Contrast this with the impressions of British pacifists, Horace Alexander and Leslie Cross, who met Government of India officials in Delhi after a visit to Pakistan and raider-held areas in Kashmir sometime in September 1949. Both were clear in their mind that the United Nations Commission for India and Pakistan (UNCIP) had unfortunately been behaving differently with India and Pakistan by giving different impressions and different undertakings to the two Governments. The duo specifically mentioned Gilgit, the mountainous regions around it and the Azad Forces presence there. The Commission, they said, had given Pakistan to understand that on the conclusion of the Truce agreement, Gilgit and the Northern Areas would continue to be governed by the authorities which controlled them then and which Pakistan had annexed with typical cunning and duplicity. Moreover, UNCIP had also assured Pakistan that the areas controlled by Pakistan in Kashmir would be governed by the Azad Forces after the conclusion of the Truce Agreement. The local authorities would in effect mean Azad people.

And that is exactly how things panned out, the British pacifists nailing it right there and then. All this went against India's basic premise that Pakistan sponsored raiders had taken over the sovereign territory of the state of J&K as it stood on the ground on October 26, 1947. Significantly, Alexander and Cross were told by Pakistan and Azad authorities that the whole state would be divided into, say a 100 zones to start with, each zone under the control of a United Nations officer. This officer would conduct the Plebiscite and would be in charge of other affairs of the area. They added that he would be assisted by a representative each of the Kashmir National Conference and the J&K Muslim Conference.

There was obviously a calibrated plan which was being cooked up by Pakistan's dirty tricks department and UNCIP officials appeared to be a party to this. Once this was brought to the notice of Pandit Nehru and his A team on Kashmir — N. Gopalaswami Ayyangar, Girja Shankar Bajpai and Vishnu Sahay — a corrective plan to neutralise these moves was put in place on the diplomatic front by the Government of India.
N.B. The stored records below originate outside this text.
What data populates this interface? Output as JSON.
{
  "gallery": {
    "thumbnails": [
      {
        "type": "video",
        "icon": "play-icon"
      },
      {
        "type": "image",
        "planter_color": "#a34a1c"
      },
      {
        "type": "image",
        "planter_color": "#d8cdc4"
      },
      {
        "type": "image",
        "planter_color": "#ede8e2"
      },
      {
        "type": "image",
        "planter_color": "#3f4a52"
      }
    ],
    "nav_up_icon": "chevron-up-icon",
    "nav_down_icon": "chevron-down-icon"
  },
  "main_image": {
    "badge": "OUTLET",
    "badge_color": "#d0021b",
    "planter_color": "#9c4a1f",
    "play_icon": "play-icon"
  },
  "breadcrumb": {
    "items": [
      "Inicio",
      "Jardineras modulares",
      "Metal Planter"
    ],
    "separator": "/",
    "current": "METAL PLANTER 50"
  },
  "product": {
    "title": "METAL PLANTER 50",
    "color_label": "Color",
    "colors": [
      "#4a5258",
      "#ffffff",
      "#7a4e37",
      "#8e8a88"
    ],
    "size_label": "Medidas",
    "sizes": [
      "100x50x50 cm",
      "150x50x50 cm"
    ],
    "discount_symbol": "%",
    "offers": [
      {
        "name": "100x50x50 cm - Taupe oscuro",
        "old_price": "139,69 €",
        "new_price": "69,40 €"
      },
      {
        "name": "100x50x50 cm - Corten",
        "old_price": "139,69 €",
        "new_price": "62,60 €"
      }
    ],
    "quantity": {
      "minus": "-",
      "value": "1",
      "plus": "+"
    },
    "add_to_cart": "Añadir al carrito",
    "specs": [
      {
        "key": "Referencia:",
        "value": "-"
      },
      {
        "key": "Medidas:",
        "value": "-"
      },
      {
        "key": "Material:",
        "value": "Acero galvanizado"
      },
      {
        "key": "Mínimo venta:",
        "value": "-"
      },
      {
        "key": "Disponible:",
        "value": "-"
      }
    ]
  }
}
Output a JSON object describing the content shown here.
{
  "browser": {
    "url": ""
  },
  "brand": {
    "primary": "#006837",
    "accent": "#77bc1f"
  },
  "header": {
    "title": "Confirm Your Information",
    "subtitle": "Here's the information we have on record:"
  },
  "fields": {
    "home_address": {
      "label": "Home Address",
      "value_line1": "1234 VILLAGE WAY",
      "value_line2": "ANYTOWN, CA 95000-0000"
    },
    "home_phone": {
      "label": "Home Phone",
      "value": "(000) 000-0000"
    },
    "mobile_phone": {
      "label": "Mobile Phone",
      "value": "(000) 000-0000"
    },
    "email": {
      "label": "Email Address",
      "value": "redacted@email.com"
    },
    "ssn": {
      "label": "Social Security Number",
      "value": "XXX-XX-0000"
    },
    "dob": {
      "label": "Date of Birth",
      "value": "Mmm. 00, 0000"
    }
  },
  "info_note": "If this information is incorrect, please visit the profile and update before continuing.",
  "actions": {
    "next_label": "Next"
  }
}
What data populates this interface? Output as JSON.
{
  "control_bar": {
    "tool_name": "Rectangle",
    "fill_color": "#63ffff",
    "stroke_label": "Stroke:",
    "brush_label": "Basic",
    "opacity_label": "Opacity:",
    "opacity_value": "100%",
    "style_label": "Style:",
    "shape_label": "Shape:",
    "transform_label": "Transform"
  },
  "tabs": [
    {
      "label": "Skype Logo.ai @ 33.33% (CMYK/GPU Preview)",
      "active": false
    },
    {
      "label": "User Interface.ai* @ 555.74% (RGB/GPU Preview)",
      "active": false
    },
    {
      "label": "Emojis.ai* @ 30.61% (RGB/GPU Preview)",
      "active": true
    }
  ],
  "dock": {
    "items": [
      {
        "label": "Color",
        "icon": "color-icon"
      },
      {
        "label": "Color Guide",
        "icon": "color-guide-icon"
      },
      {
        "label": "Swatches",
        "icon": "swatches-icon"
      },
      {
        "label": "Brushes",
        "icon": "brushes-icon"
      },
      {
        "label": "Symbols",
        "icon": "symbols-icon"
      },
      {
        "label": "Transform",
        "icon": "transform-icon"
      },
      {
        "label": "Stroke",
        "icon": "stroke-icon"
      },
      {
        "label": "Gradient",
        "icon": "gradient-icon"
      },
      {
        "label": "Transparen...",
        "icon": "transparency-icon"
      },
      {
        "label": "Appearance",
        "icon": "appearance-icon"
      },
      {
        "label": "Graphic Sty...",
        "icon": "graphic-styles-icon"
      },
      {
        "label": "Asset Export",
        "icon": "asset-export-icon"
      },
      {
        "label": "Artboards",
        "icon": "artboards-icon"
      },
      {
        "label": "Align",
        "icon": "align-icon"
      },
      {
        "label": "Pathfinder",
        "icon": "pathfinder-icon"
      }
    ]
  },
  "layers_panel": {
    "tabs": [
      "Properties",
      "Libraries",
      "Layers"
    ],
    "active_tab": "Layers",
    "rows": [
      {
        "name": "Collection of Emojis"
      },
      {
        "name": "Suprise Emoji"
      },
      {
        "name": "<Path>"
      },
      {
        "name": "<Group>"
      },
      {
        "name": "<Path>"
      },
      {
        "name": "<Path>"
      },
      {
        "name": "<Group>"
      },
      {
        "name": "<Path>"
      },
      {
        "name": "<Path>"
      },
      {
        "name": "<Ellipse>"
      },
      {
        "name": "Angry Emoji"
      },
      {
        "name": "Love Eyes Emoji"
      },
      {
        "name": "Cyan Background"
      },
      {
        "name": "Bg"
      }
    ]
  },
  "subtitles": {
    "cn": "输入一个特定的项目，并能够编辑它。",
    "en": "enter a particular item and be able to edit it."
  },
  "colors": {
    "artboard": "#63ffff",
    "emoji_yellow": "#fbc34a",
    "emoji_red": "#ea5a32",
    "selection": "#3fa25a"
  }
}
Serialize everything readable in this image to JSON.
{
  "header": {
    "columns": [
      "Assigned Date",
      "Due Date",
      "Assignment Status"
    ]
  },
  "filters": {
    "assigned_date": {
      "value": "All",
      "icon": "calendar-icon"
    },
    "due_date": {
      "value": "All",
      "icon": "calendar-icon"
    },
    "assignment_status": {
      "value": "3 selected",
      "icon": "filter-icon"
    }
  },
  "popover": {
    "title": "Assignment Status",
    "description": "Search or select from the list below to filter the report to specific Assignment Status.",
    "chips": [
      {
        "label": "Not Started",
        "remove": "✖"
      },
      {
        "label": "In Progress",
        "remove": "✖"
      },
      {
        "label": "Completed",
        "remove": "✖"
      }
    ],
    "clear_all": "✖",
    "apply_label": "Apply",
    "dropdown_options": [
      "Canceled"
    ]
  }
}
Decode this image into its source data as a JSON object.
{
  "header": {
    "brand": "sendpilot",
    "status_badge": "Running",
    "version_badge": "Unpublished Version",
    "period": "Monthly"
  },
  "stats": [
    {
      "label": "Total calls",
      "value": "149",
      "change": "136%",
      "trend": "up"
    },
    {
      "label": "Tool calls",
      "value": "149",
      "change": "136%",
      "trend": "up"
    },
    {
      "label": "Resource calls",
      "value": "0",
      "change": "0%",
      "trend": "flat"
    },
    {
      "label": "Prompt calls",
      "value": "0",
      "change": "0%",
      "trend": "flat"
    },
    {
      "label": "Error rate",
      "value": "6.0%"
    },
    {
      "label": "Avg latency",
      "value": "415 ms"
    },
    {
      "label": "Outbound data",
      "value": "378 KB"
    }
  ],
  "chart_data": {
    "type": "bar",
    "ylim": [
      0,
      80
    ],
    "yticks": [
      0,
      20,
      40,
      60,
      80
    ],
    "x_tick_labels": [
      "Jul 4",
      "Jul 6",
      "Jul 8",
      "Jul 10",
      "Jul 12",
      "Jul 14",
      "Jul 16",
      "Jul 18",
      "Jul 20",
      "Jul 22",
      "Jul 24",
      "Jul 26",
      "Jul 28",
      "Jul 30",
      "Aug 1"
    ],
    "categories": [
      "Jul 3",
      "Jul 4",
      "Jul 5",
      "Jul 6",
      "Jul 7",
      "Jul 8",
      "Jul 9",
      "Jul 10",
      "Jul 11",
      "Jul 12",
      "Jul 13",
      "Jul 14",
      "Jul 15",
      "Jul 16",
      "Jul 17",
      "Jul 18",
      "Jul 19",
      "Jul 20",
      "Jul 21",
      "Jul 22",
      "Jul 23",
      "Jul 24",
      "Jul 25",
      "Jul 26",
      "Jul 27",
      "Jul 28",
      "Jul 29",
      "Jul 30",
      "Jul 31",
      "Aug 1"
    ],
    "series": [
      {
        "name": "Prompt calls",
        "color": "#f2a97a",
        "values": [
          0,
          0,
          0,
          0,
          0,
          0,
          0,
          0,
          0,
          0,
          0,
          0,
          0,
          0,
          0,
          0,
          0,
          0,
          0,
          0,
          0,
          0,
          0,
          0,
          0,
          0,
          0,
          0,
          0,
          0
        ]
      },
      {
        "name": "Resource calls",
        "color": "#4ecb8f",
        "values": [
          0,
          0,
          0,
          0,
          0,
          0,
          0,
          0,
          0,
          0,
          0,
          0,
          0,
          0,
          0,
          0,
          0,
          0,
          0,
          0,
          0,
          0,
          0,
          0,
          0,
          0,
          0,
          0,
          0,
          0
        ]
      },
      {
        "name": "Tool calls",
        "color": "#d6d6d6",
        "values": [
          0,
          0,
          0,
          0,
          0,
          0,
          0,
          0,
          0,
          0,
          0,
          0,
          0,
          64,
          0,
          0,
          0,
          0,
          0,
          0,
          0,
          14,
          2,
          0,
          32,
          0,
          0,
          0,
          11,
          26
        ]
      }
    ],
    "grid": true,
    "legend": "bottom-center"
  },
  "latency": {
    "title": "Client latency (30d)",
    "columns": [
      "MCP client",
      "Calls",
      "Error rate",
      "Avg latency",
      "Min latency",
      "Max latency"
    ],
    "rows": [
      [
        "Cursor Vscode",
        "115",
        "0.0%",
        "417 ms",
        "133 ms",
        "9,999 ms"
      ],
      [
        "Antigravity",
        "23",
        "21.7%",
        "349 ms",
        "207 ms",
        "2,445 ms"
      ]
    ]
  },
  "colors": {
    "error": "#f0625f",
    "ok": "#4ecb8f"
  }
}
Look at the Pakistan propaganda pitch to the UNCIP at that time. It is cold blooded and steeped in deceit and lies where outsiders are shown as insiders, something that continues till this day — "Indian troops were spread over the whole state and the activities of the local patriots to rid their country of this foreign domination was characterised as a raid by outsiders and various steps were taken to put down the local people and prevent them from joining their brethren in arms. Sheikh Abdullah came handy to them and he in turn realised that the time for fulfillment of his dream to seize power from unwilling hands had arrived. He was installed as the head of the administration under the Govt of India's inspiration and though he claimed to be the people's representative, he set up a regime which excelled in all method barbarism and ruthlessness. On the pretext of the existence of an emergency, he put down with a heavy hand all opposition, threw a large number of people into jail."

Sadly, we seem to be playing catchup with Pakistan's propaganda and disinformation war since then. Add the asymmetrical warfare of death by a thousand cuts to this, and it leaves an India following rule of law as the vanquished, but morally the victor of this 69-year-old festering sore.